The Avis Budget Group, which operates rental brands like Avis, Budget and Zipcar, will partner with Kansas City, Mo., to allow the city to feed some of its many data streams into its cars. The result means renters, who are often visitors to the city, will have easy access to parking and traffic information via mobile devices using the Avis app.
“From a user experience, we hope this will guide renters to their destinations more efficiently and provide them with local knowledge of things like construction, congestion and other impediments to getting around,” said Bob Bennett, chief innovation officer of Kansas City. “Similarly, by adding parking context — don’t park on the east side of Main Street on the first Wednesday; it’s street cleaning day — and guiding customers to sites that meet their needs, they will have more time to meet or shop in our community with less frustration.”
Kansas City has become a leader in the smart cities arena, deploying an army of sensors, harvesting data and using it to predict everyday problems like what intersections are most vulnerable to potholes. Bennett calls downtown Kansas City “the 54 smartest blocks in the United States.”
According to Avis Budget Group Chief Innovation Officer Arthur Orduña, the company has about 5,000 rental cars in the Kansas City region, a good size for testing. Connected vehicles are those that share real-time vehicle information — location, fuel reading, mileage and other operational data — wirelessly with Avis officials and drivers. For example, a smart and connected car lets users know where to find the next gas station or offers remote access to certain vehicle functions. Plus, with real-time location tracking, the cars no longer even need to be kept in a dedicated car-rental lot.

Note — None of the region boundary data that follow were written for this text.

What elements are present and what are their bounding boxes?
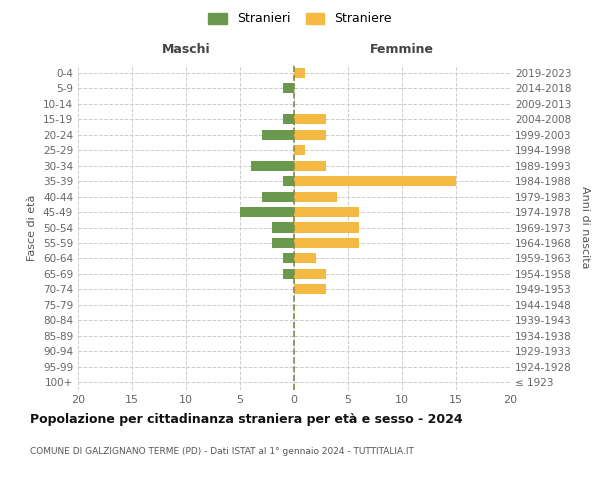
Bar	[294, 269, 326, 279]
Bar	[251, 160, 294, 170]
Bar	[283, 254, 294, 264]
Bar	[283, 269, 294, 279]
Text: Maschi: Maschi	[161, 42, 211, 56]
Text: Popolazione per cittadinanza straniera per età e sesso - 2024: Popolazione per cittadinanza straniera p…	[30, 412, 463, 426]
Bar	[294, 207, 359, 217]
Bar	[294, 145, 305, 155]
Bar	[272, 222, 294, 232]
Bar	[294, 114, 326, 124]
Bar	[262, 192, 294, 202]
Text: COMUNE DI GALZIGNANO TERME (PD) - Dati ISTAT al 1° gennaio 2024 - TUTTITALIA.IT: COMUNE DI GALZIGNANO TERME (PD) - Dati I…	[30, 448, 414, 456]
Bar	[283, 176, 294, 186]
Bar	[283, 83, 294, 93]
Bar	[283, 114, 294, 124]
Bar	[294, 284, 326, 294]
Bar	[272, 238, 294, 248]
Bar	[294, 238, 359, 248]
Bar	[294, 254, 316, 264]
Bar	[294, 68, 305, 78]
Bar	[294, 192, 337, 202]
Bar	[294, 130, 326, 140]
Y-axis label: Anni di nascita: Anni di nascita	[580, 186, 590, 269]
Bar	[294, 222, 359, 232]
Bar	[294, 176, 456, 186]
Bar	[240, 207, 294, 217]
Text: Femmine: Femmine	[370, 42, 434, 56]
Y-axis label: Fasce di età: Fasce di età	[28, 194, 37, 260]
Legend: Stranieri, Straniere: Stranieri, Straniere	[205, 8, 395, 29]
Bar	[262, 130, 294, 140]
Bar	[294, 160, 326, 170]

By the end of the year, about 100,000 of the company's cars will be “connected,” say company officials, with the plan to install the technology on all 600,000 Avis brand rental cars in the United States.
“Connected really means data-driven,” said Orduña, in an interview with Government Technology in Kansas City last month during the Smart Cities Connect Conference and Expo.

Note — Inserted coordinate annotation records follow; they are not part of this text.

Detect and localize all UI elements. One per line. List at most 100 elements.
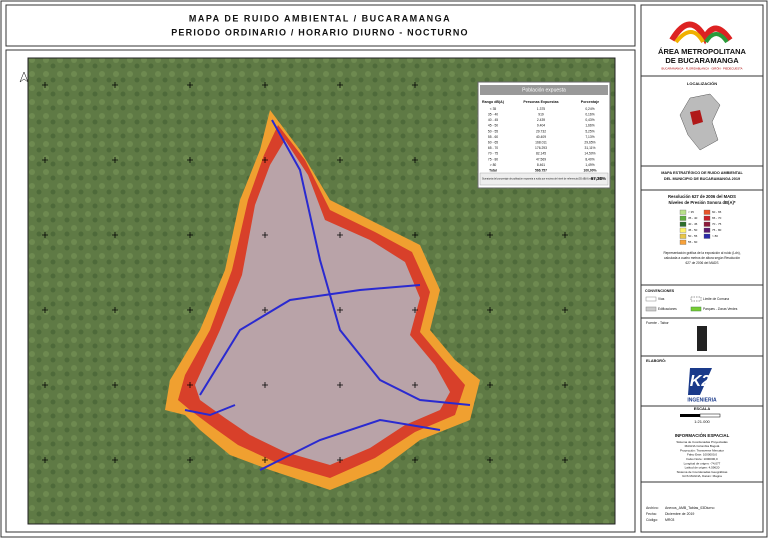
author-label: ELABORÓ: (646, 358, 666, 363)
table-cell: 0,24% (585, 107, 594, 111)
convention-symbol (645, 306, 657, 312)
table-column-header: Porcentaje (581, 100, 599, 104)
map-subtitle: PERIODO ORDINARIO / HORARIO DIURNO - NOC… (171, 27, 469, 37)
table-cell: 7,13% (585, 135, 594, 139)
spatial-line: Sistema de Coordenadas Proyectadas (676, 440, 728, 444)
grid-cross (337, 307, 343, 313)
logo-mark (669, 21, 733, 45)
grid-cross (42, 307, 48, 313)
legend-label: 40 - 45 (688, 222, 698, 226)
file-info-label: Código: (646, 518, 658, 522)
legend-swatch (679, 215, 687, 221)
grid-cross (42, 232, 48, 238)
legend-swatch (703, 209, 711, 215)
map-title-box (640, 165, 764, 191)
source-label: Fuente - Tabor (646, 321, 670, 325)
logo-arc-yellow (674, 30, 705, 44)
table-cell: 45 - 50 (488, 124, 498, 128)
grid-cross (187, 307, 193, 313)
grid-cross (262, 382, 268, 388)
grid-cross (112, 382, 118, 388)
file-info-box (640, 481, 764, 533)
grid-cross (187, 382, 193, 388)
grid-cross (412, 457, 418, 463)
legend-label: 45 - 50 (688, 228, 698, 232)
grid-cross (187, 157, 193, 163)
file-info-value: Diciembre de 2019 (665, 512, 694, 516)
file-info-value: Anexos_AMB_Tablas_03Diurno (665, 506, 714, 510)
spatial-line: Proyección: Transverse Mercator (680, 448, 724, 452)
convention-symbol (690, 296, 702, 302)
scale-bar-segment (699, 413, 721, 418)
table-cell: 65 - 70 (488, 146, 498, 150)
table-title: Población expuesta (522, 87, 566, 93)
k2-logo-shape (688, 368, 712, 395)
table-cell: 9.404 (537, 124, 545, 128)
legend-label: 60 - 65 (712, 210, 722, 214)
table-cell: 50 - 55 (488, 129, 498, 133)
legend-title: Resolución 627 de 2006 del MADS (668, 194, 736, 199)
grid-cross (262, 232, 268, 238)
table-cell: 55 - 60 (488, 135, 498, 139)
legend-swatch (703, 215, 711, 221)
panel-map-title: DEL MUNICIPIO DE BUCARAMANGA 2019 (664, 177, 740, 181)
table-header-bar (480, 85, 608, 95)
table-cell: 82.145 (536, 152, 546, 156)
legend-note: calculada a cuatro metros de altura segú… (664, 256, 740, 260)
table-cell: 1.375 (537, 107, 545, 111)
table-column-header: Rango dB(A) (482, 100, 505, 104)
spatial-line: GCS MAGNA, Datum: Magna (682, 474, 722, 478)
legend-swatch (679, 221, 687, 227)
legend-subtitle: Niveles de Presión Sonora dB(A)* (668, 200, 735, 205)
table-cell: 0,16% (585, 112, 594, 116)
panel-map-title: MAPA ESTRATÉGICO DE RUIDO AMBIENTAL (661, 170, 743, 175)
grid-cross (112, 307, 118, 313)
legend-box (640, 189, 764, 286)
legend-label: > 80 (712, 234, 718, 238)
table-cell: 168.011 (535, 140, 547, 144)
legend-label: < 35 (688, 210, 694, 214)
convention-label: Edificaciones (658, 307, 677, 311)
table-cell: 8,40% (585, 157, 594, 161)
exposure-table (477, 81, 611, 189)
logo-name: DE BUCARAMANGA (665, 56, 739, 65)
grid-cross (337, 82, 343, 88)
table-cell: Total (489, 168, 497, 172)
road-network (199, 119, 471, 471)
grid-cross (487, 457, 493, 463)
grid-cross (187, 457, 193, 463)
legend-label: 55 - 60 (688, 240, 698, 244)
grid-cross (42, 157, 48, 163)
table-cell: 2.439 (537, 118, 545, 122)
noise-map (165, 110, 480, 490)
spatial-line: Sistema de Coordenadas Geográficas (677, 470, 728, 474)
spatial-title: INFORMACIÓN ESPACIAL (675, 433, 730, 438)
grid-cross (112, 157, 118, 163)
legend-label: 65 - 70 (712, 216, 722, 220)
legend-swatch (703, 233, 711, 239)
table-cell: > 80 (490, 163, 497, 167)
legend-label: 50 - 55 (688, 234, 698, 238)
legend-swatch (703, 227, 711, 233)
legend-swatch (679, 209, 687, 215)
grid-cross (487, 307, 493, 313)
logo-arc-green (704, 32, 729, 44)
convention-label: Vías (658, 297, 665, 301)
grid-cross (412, 382, 418, 388)
grid-cross (42, 382, 48, 388)
map-title: MAPA DE RUIDO AMBIENTAL / BUCARAMANGA (189, 13, 451, 23)
author-box (640, 355, 764, 407)
grid-cross (337, 157, 343, 163)
table-cell: 29,65% (584, 140, 595, 144)
grid-cross (112, 457, 118, 463)
table-cell: 1,49% (585, 163, 594, 167)
table-cell: 40.409 (536, 135, 546, 139)
table-cell: 47.569 (536, 157, 546, 161)
scale-value: 1:21.000 (694, 419, 710, 424)
author-logo: K2 (690, 373, 711, 390)
table-cell: 14,50% (584, 152, 595, 156)
legend-label: 35 - 40 (688, 216, 698, 220)
table-cell: 176.293 (535, 146, 547, 150)
legend-note: 627 de 2006 del MADS (686, 261, 719, 265)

A connected fleet, said Orduña, will transform car rental business operations.
“It’s a completely different business,” he said, calling to mind efficiencies and easily tracking needed maintenance as mundane as knowing when a tire gets low on air.
A natural next step is to partner with cities that have already made headway in becoming smart and connected as a way to get information from cities to visitors via the rental car companies through apps and other digital methods.
“It could be like, ‘While you’re here, do you want to learn about some local events?’” Orduña said.
“Or, we could link you to the [Convention and Visitors Bureau],” he added. “And suddenly, we sort of start this magic journey.”
The pilot has launched with data paths established and network architecture tested, said Bennett.
"But it is not a customer-facing entity yet," he clarified.
The partnership could also offer up practical information. For example, a city’s digital parking network could alert drivers to available meters or nearby garages with open spots.
The data partnership — because at its core, that’s what this agreement is — runs both ways. Not only will drivers and Avis get a free flow of information, Kansas City will get a window into how well traffic is flowing.
“What we hope to get to is to have the rental vehicles serve as ‘sensors’ by letting us know how traffic is flowing every 15 minutes or so,” said Bennett.
However, in any agreement between public entities and private companies, privacy concerns must be fleshed out. For now, Avis only has access to publicly available data streams.
That data is anonymous, said Bennett.
“And aggregated at the block level, so the privacy concerns on our end our minimal. We will not get the Avis customer-specific data.
“Avis is a great partner with us in this endeavor,” said Bennett. “We will implement a data-sharing partnership with them once we get to the point where their data provides feedback and refinement to our existing traffic models. We’ve begun those discussions but have not completed the agreement yet.”